About a thousand people from the diaspora gathered there as if they had never lived in Zurich. As if they had never seen a city function where the state doesn't need to be sung, where leaders are not called by name and where politics has no refrain.

They knocked on that hall with the trunk of a world Europe has left behind for decades, but we keep it alive with fanaticism.

“Albin, Albin, heart of this place...”

And there was no more irony here. There was only mob.

A thousand people living in one of the most orderly, quiet and fair cities in the world, but at that moment more primitive than the inhabitants of a forgotten village in Kosovo.

Because the forgotten village has an excuse: lack of state.

They don't.

In Zurich, the city where no one needs to sing to the prime minister for public service, was cheered for a living man.

In the city where the law is stronger than the individual, the idea that the individual is the law was applauded.

In the city where institutions function quietly, there were noises as political ideas.

That wasn't homesick. He was a chosen Ranger.

Because these people aren't isolated. They are economically integrated, legally protected, socially secure. They know exactly how a normal society works. And for that very reason, what they did in Cyril is heavier.

It was not ignorance. It was a wish.

The desire to bring with it the nineteenth - century verse world.

The world where the leader is sung so as not to be asked.

The world where the refrain replaces reason.

The world where politics is not institution, but sense.

And there, in that room in Zurich, it was clearly seen that the problem is not that we don't know how to live in democracy.

The problem is many of us don't want to.

Because democracy wants quiet. It requires distance. It's an account.

Worship requires only a loud voice and a closed mind.

That evening, the diaspora did not act as part of a European society.

He acted like a mob.

And crowds don't build states. They just sing it.

So what was seen in Cyril was not a party. It was a warning.

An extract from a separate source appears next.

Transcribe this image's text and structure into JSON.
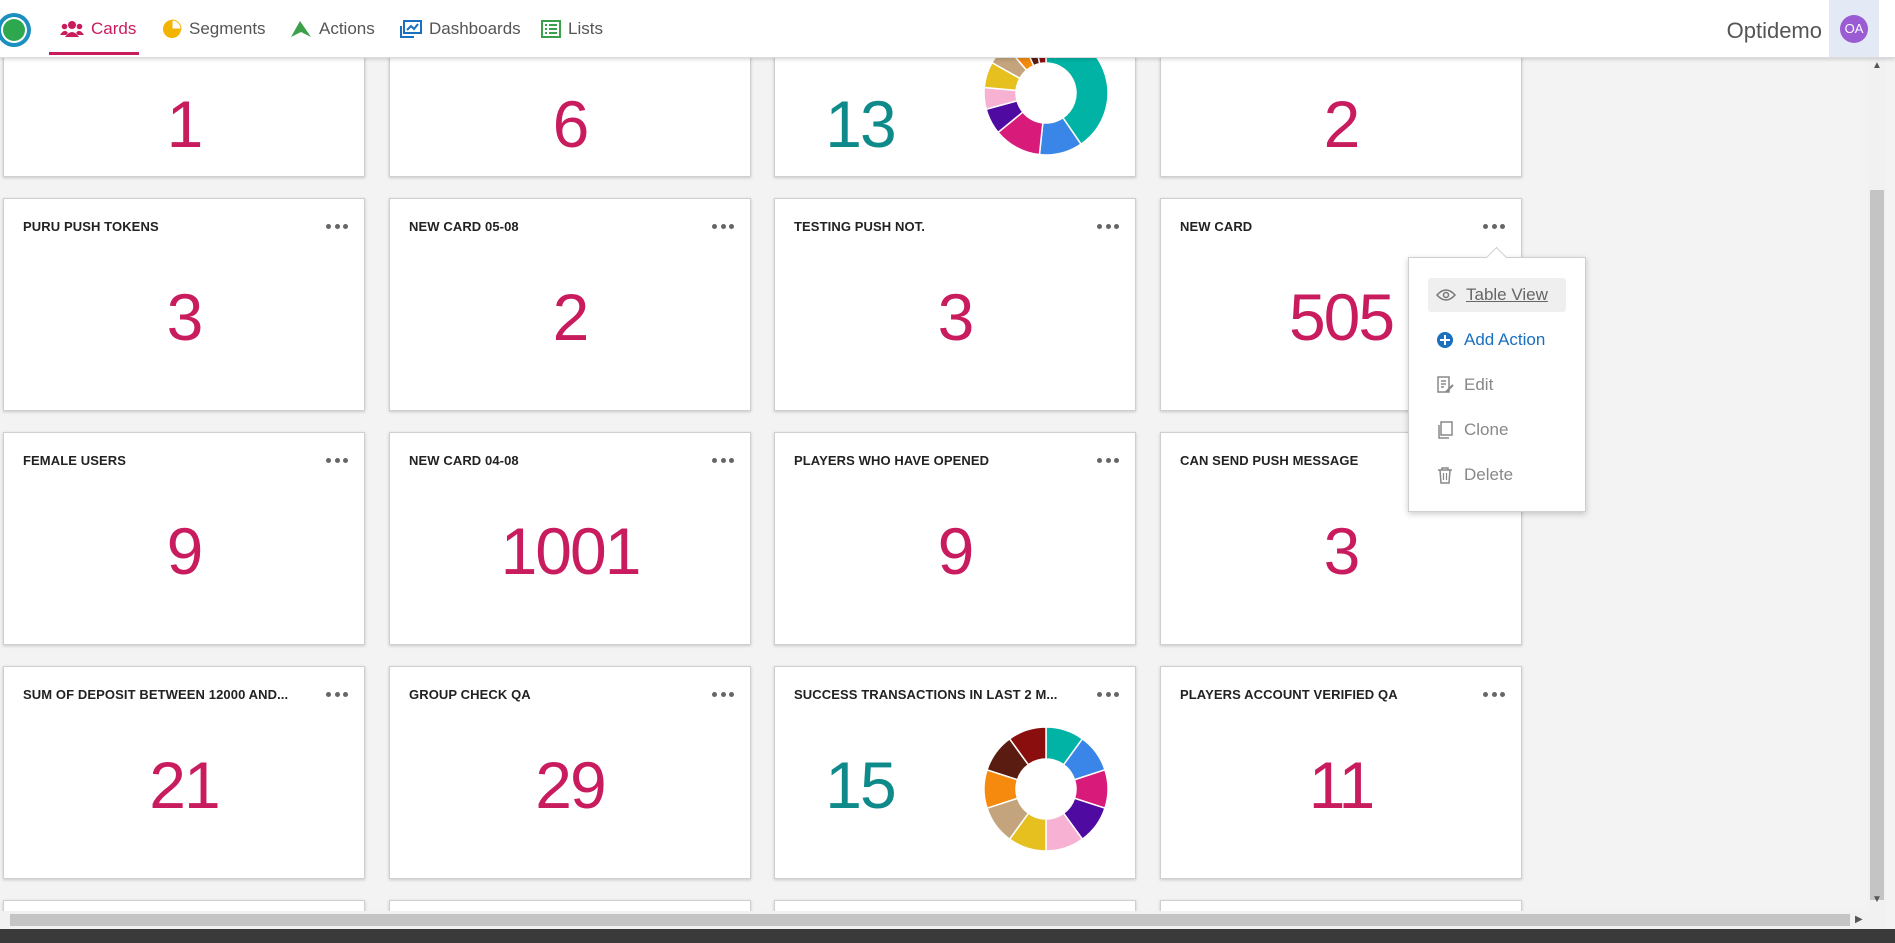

Warning that primitiveness does not disappear with passport.

He just disappears with his mind.

3. Confession for stage-up comedy

Last night, noble Qerkini opened the scene and the public was surprised.

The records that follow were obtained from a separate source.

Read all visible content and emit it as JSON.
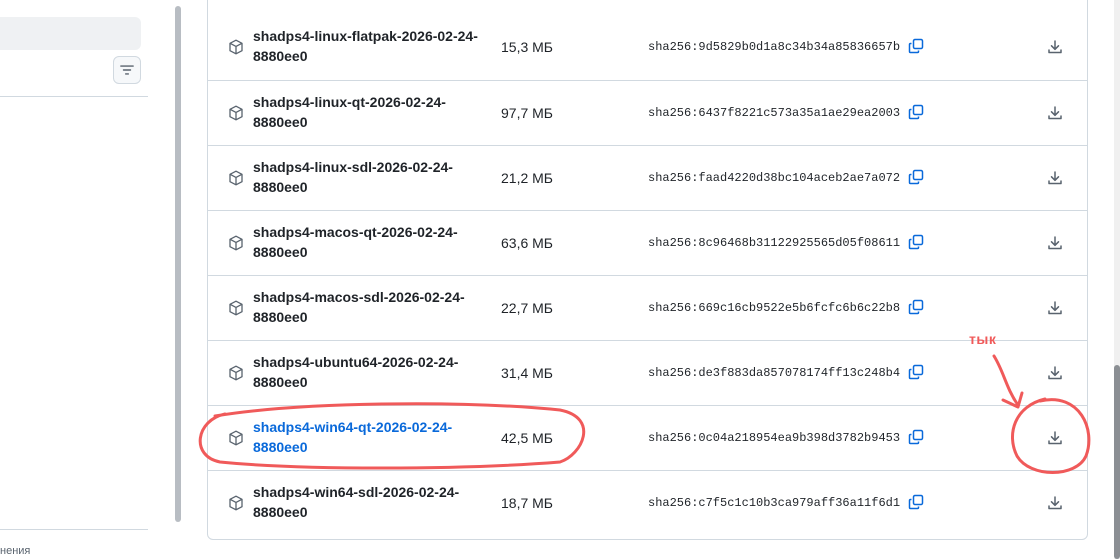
{
  "sidebar": {
    "footer_text": "нения"
  },
  "icons": {
    "filter": "filter-icon",
    "package": "package-icon",
    "copy": "copy-icon",
    "download": "download-icon"
  },
  "colors": {
    "link": "#0969da",
    "text": "#1f2328",
    "border": "#d1d9e0",
    "annotation": "#f05a5a"
  },
  "assets": [
    {
      "name": "shadps4-linux-flatpak-2026-02-24-8880ee0",
      "size": "15,3 МБ",
      "hash": "sha256:9d5829b0d1a8c34b34a85836657b…"
    },
    {
      "name": "shadps4-linux-qt-2026-02-24-8880ee0",
      "size": "97,7 МБ",
      "hash": "sha256:6437f8221c573a35a1ae29ea2003…"
    },
    {
      "name": "shadps4-linux-sdl-2026-02-24-8880ee0",
      "size": "21,2 МБ",
      "hash": "sha256:faad4220d38bc104aceb2ae7a072…"
    },
    {
      "name": "shadps4-macos-qt-2026-02-24-8880ee0",
      "size": "63,6 МБ",
      "hash": "sha256:8c96468b31122925565d05f08611…"
    },
    {
      "name": "shadps4-macos-sdl-2026-02-24-8880ee0",
      "size": "22,7 МБ",
      "hash": "sha256:669c16cb9522e5b6fcfc6b6c22b8…"
    },
    {
      "name": "shadps4-ubuntu64-2026-02-24-8880ee0",
      "size": "31,4 МБ",
      "hash": "sha256:de3f883da857078174ff13c248b4…"
    },
    {
      "name": "shadps4-win64-qt-2026-02-24-8880ee0",
      "size": "42,5 МБ",
      "hash": "sha256:0c04a218954ea9b398d3782b9453…",
      "highlighted": true
    },
    {
      "name": "shadps4-win64-sdl-2026-02-24-8880ee0",
      "size": "18,7 МБ",
      "hash": "sha256:c7f5c1c10b3ca979aff36a11f6d1…"
    }
  ],
  "annotation": {
    "label": "тык"
  }
}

“Albin, Albin the heart of this country”

Stand-up's over. The applause's off. The back was suspended in the air.

In Pristina, meanwhile, there was neither scene nor humor. There are blocked states, government in office, budget in danger and a constitutional crisis that does not need batta.

In Kosovo it is not laughing, time is running out.

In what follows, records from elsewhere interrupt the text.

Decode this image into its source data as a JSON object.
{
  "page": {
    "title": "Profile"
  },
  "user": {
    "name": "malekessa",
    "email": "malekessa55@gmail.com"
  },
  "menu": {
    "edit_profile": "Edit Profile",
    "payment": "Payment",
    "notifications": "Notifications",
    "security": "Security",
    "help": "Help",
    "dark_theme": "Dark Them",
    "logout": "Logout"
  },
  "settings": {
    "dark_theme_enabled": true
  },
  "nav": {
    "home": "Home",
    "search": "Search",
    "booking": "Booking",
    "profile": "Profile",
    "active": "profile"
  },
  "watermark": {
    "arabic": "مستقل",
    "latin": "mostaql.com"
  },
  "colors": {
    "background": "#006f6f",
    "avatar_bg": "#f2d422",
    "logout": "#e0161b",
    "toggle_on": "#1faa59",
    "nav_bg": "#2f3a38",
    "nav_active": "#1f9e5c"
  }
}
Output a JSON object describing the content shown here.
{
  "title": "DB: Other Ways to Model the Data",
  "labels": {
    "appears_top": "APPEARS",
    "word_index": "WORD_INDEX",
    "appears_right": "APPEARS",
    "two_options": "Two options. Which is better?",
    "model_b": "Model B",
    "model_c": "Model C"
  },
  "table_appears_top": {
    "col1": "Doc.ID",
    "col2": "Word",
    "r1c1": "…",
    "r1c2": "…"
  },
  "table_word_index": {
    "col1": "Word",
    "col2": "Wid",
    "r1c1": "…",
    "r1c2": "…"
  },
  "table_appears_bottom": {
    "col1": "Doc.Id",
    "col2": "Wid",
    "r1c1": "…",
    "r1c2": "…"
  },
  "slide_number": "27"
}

The irony is this: in Cyril it was sung for a man, while in Pristina it is silent for a state.

A city works without a sound. The other is choking on the refrain.

And when the lights of the stage went out, and the Gendar Islam's nobleness was thanked, there remained only the line that opened this story as a sign of our dark time.

“Albin, Albin, heart of this place...”

Because when politics turns into a sketch and the crisis in the voice column, the state remains without a sentence.